The invitation-only venue, called the Block Liquidity Opportunity Cross, is an extension of the company’s alternative trading system, CrossStream.

The trading system, known as BLOX, has been in beta testing since Oct. 1 and currently has 15 clients trading on it, said John Donahue, head of equity trading at Fidelity Capital Markets. The dark venue was launched to help institutional investors access retail order flow from a variety of retail sources and avoid the toxicity sometimes found in dark pools, he added.
“We have internal order flow that is untapped and clean, and that is what the buyside is interested in,” Donahue said.
Donahue added that buyside traders are increasingly interested in executing block trades to improve execution quality. Still, they are worried about a lack of clarity on how trades get executed, leakage of information about their trades or trading strategies and control of the process of finding liquidity. BLOX, he said, offers an environment for investors to seek price and size improvement with confidence and minimal market impact.

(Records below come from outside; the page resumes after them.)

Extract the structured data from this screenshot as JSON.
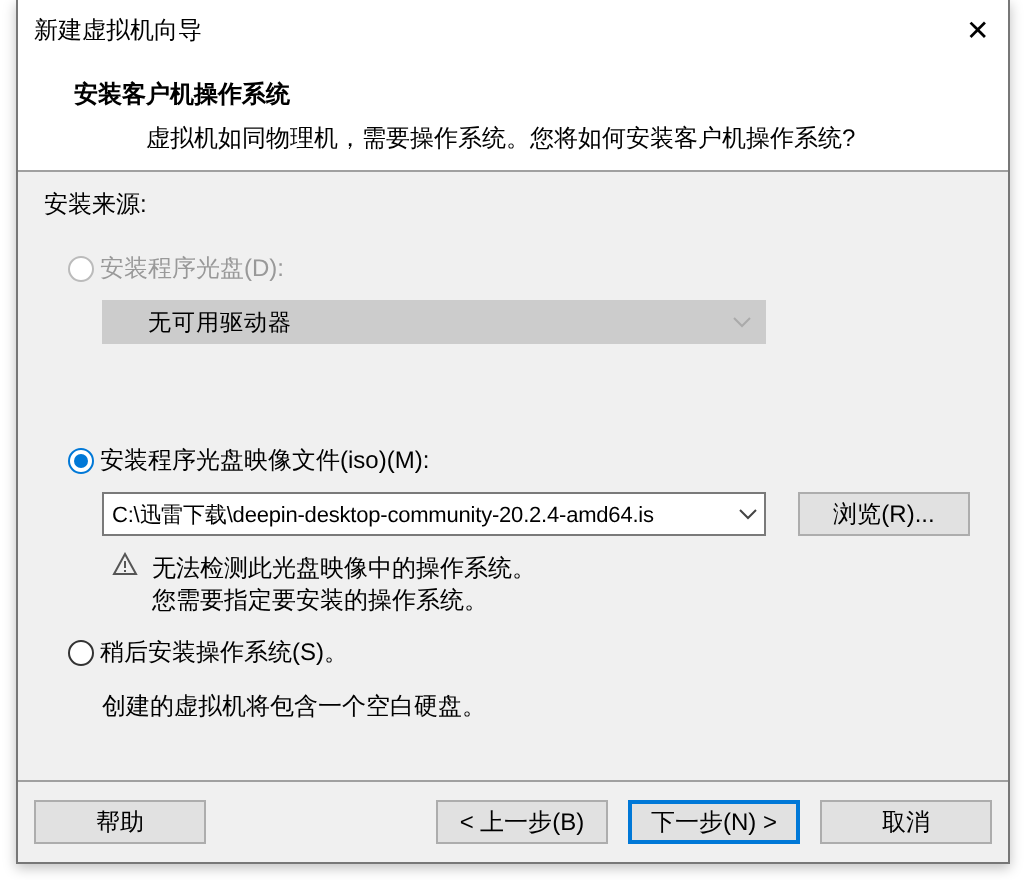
{
  "window": {
    "title": "新建虚拟机向导",
    "close": "✕"
  },
  "header": {
    "title": "安装客户机操作系统",
    "subtitle": "虚拟机如同物理机，需要操作系统。您将如何安装客户机操作系统?"
  },
  "source_label": "安装来源:",
  "options": [
    {
      "kind": "disc",
      "label": "安装程序光盘(D):",
      "selected": false,
      "disabled": true,
      "dropdown": {
        "value": "无可用驱动器",
        "disabled": true
      }
    },
    {
      "kind": "image",
      "label": "安装程序光盘映像文件(iso)(M):",
      "selected": true,
      "disabled": false,
      "combo": {
        "value": "C:\\迅雷下载\\deepin-desktop-community-20.2.4-amd64.is"
      },
      "browse": "浏览(R)...",
      "warning": [
        "无法检测此光盘映像中的操作系统。",
        "您需要指定要安装的操作系统。"
      ]
    },
    {
      "kind": "later",
      "label": "稍后安装操作系统(S)。",
      "selected": false,
      "disabled": false,
      "note": "创建的虚拟机将包含一个空白硬盘。"
    }
  ],
  "buttons": [
    {
      "label": "帮助",
      "kind": "help",
      "default": false
    },
    {
      "label": "< 上一步(B)",
      "kind": "nav",
      "default": false
    },
    {
      "label": "下一步(N) >",
      "kind": "nav",
      "default": true
    },
    {
      "label": "取消",
      "kind": "nav",
      "default": false
    }
  ]
}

At least two buysiders contacted by Traders Magazine are interested in BLOX.
“At first glance, it does interest me,” said David DeVito, head trader at Madison Investment Advisors. “Any time the conversation turns to technology that helps buyside traders avoid the mediocrity of average [trade sizes] and helps traders execute large blocks with conviction, I listen.”

Thomas (Chip) Coleman, director of trading at Thompson, Siegel & Walmsley, will try it, with caution. He already is plugged into CrossStream.
“I will try it because we have a connection to them, but I haven’t had a lot of success with CrossStream in the past,” Coleman said. “I’m not holding my breath.”
To safeguard the integrity of the venue, Fidelity said buysiders are allowed to tap into BLOX, increasing the likelihood of a block trade, but high-frequency traders are kept out. Donahue said 34 percent of the shares coming from its retail brokerage business are considered block size, meaning typically they involve 10,000 shares or more.
Fidelity’s retail brokerage business trades 535 million shares on average per day, Donahue said. Fidelity also takes in order flow from other large fund firms and asset managers.
“We’re looking at retail order flow from other firms like Fidelity within the dark pool,” Donahue said. “And our goal is to have the top 100 buyside clients interacting with all this retail order flow by the end of 2013.”
Two “non-wholesaler sources” of retail business have approached Fidelity about having their order flow posted and executed in the venue, Through CrossStream, BLOX anonymously matches Fidelity clients’ orders against the diverse order flow of Fidelity’s brokerage businesses. The system does not publish bids and offers before clients’ orders are routed to the market. All executions occur at midpoint, providing price improvement for trades.